Enabling HPC for ”Big Data” Physics

Project ID: HEP

Tandem Project Leader Günter Quast
NHR@KIT Project Leader Achim Streit
Project Coordinator René Caspart
Team SSPE 
Researcher N.N.
Open source software -


Many areas in fundamental sciences are facing a drastic increase of data volumes and hence a corresponding increase in computing requirements for data reconstruction, simulation and data analysis. Traditional infrastructure, such as specialised compute centres dedicated to individual science areas, cannot efficiently handle these new requirements alone. In recent years, a number of successful projects demonstrated that many of these compute tasks can be executed efficiently on HPC systems as well. This offers the opportunity to dynamically and transparently complement the existing computing centres of the large scientific communities with large-scale HPC resources such as the new HoreKa supercomputer at KIT. However, the practical application at scale faces challenges from provisioning of existing scientific software stacks, efficient multi-level scheduling respecting existing global workflow management systems, and the transparent, performant usage of very large remote data repositories. In this proposal, we address the most relevant issues to ensure the stable and sustainable operation of HoreKa for applications typical in particle physics (High Energy Physics, “HEP”) and similar fields such as Hadron and Nuclear physics (“HaN”), and Astroparticle Physics (“ATP”). Interesting further steps at a later stage are the inclusion of workflows relying on GPUs and the implementation of caching methods to enable fast, repeated access to data sets for the final analysis by individual scientists.

Project description

The goal of the proposed project is to ensure the provisioning of stable services to the HEP, ATP and HaN communities at HoreKa. Establishing consulting services, schools and training services, in collaboration with other, already existing efforts at KIT (e. g. the annual GridKa Computing School) are another important ingredient of this proposal. As technology advances, new use cases become feasible. In the area of user analyses, machine learning methods (or “artificial intelligence”) has been rapidly adopted in particle physics and results in ever increasing demands for efficient, low-latency analysis environments like Jupyter Notebooks, and the usage of GPU resources for the training of ML algorithms.

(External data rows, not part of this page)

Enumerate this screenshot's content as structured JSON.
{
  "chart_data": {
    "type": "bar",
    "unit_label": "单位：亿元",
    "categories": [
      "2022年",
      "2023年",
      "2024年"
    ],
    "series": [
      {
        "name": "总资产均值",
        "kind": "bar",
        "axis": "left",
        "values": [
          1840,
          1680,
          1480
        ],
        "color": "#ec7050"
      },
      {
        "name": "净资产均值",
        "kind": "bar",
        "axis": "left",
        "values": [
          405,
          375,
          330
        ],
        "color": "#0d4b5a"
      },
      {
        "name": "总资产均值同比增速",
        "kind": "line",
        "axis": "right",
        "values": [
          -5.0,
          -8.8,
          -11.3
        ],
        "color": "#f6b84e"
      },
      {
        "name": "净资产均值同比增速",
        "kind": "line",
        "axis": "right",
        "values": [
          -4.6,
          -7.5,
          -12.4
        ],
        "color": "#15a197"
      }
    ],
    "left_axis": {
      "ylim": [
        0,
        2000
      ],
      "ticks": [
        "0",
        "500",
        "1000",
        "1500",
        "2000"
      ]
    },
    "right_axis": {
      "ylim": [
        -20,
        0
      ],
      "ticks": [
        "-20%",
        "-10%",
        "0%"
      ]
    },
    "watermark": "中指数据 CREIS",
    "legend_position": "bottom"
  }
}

For these challenges, which are outlined in more detail in the paragraphs below, we foresee one postdoctoral position, of which one third will be co-funded from a common project of ETP and GridKa (the above-mentioned BMBF project FIDIUM), or from ETP institute resources. The person to be employed will closely collaborate with PhD students in the GridKa/ETP group led by Dr. Manuel Giffels, who are foreseen to work on the further development of COBalD/TARDIS and on strategies to improve the overall performance of heterogeneous compute environments by placement of coordinated, dynamically created data caches. While these efforts are also directly beneficial to the experiments Belle II and CMS, the focus of the work envisioned in this project will be on providing such technologies to other experimental and theoretical groups in particle physics or from other communities, most notably ATP and HaN. This will strengthen the role of KIT, SCC and the Horeka team as a supporting centre for the very special demands for high-performance and data-intensive computing of these physics communities.